Они прошли дальше, до следующего дерева. Лишь тогда служитель сказал:
— Однажды, при всей своей магии, как вы это назвали, сталкиваешься с тем, кто сильнее тебя. И тогда теряешь уверенность. И тогда все кончено.
— Тот, кто сильнее, — кто же это был в вашем случае? Каждый ведь однажды сталкивается с более сильным.
— Это была женщина. Ева в раю. Тот номер мог бы стать нашим лучшим. Я был Адамом, я придумал себе превосходный номер и всю серьезную работу должен был делать в одиночку. А она просто лежала себе, и все. Красивая она была, что и говорить, очень красивая. Но звери-то этого не понимают, — они смиренно брали корм у нее из рук только потому, что я им приказывал. А она, наоборот, она не пожелала смиренно принять корм из моих рук… Не люблю я об этом вспоминать, господин доктор.
Стоило служителю заговорить, врач коротко и сухо рассмеялся.

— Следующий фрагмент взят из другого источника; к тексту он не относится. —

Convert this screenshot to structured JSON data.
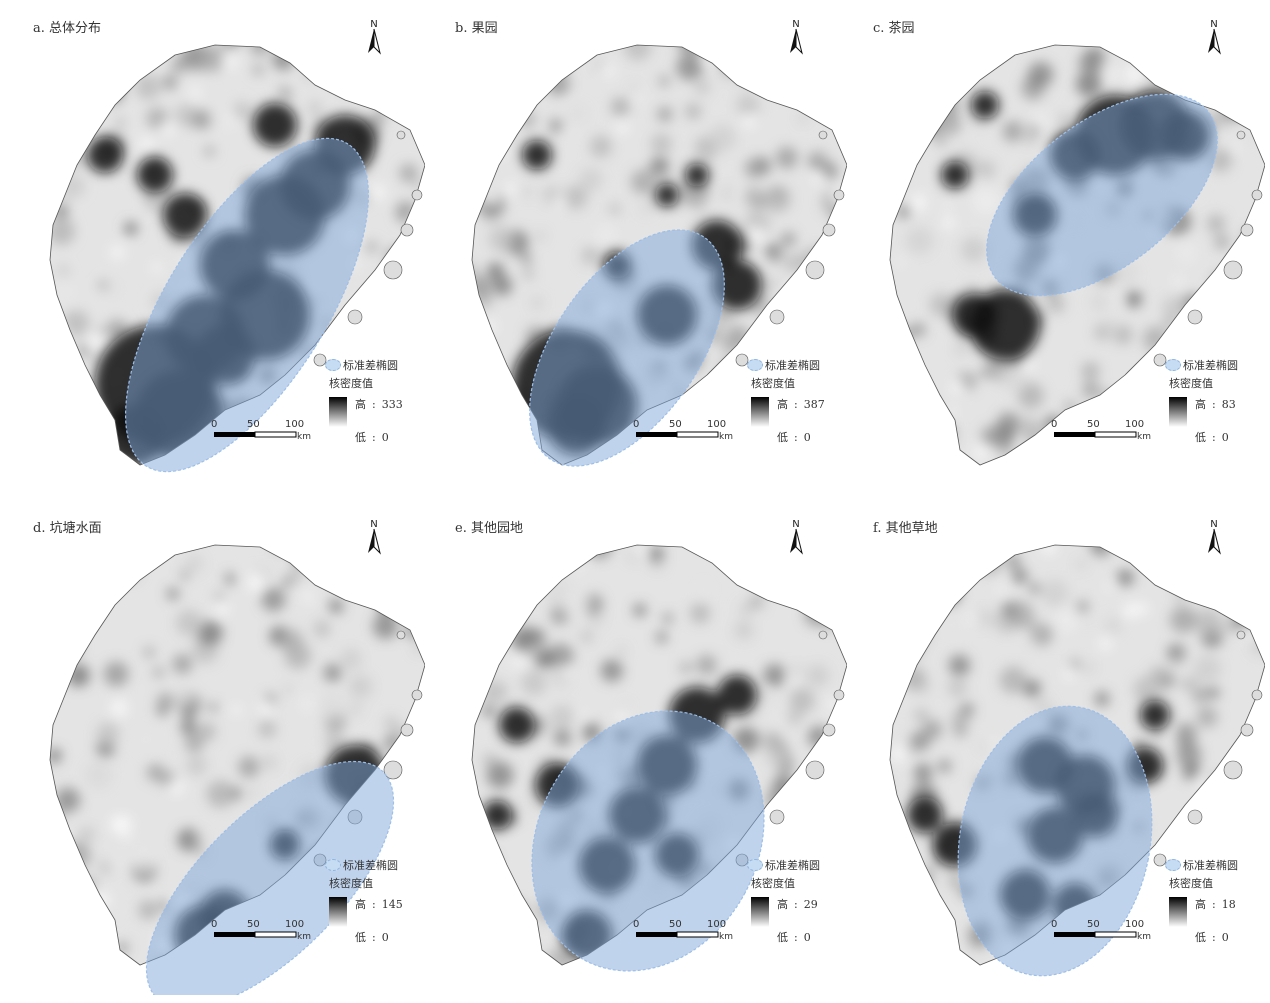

— Ева! — воскликнул он теперь и живо закивал головой. — Естественно: естество! Женщина! Просто лежит себе, а мы должны выполнять всю серьезную работу и расшибаем себе лбы о стену. Стоит нам вскрыть и разоблачить ее тело, как она играет с нами злую шутку и тут, так сказать, выясняется, что у нее есть душа. Мы ее называем психикой. Правда, нам удалось накопить кое-какие знания об этой самой психике, но пока не очень много. Я чувствую, что под тем, что мы до сих пор раскрыли, таятся совсем иные бездны и всякая чертовщина.
— Я вам скажу, что там таится, — сказал служитель. — То есть, конечно, что там было в моем случае. Непоколебимая глыба. Ничто. Пустота. Полнейшая пустота. Вот тут-то и терпишь поражение.
— Вы атеист? — спросил Клингенгаст.
— Вас интересует, безбожник ли я? Нет. С какой же стати? То есть я об этом никогда не задумывался. Не знаю.
— А я задумывался, — сказал Клингенгаст. — И тоже не знаю. Однако мне пора, в час я должен быть дома к обеду.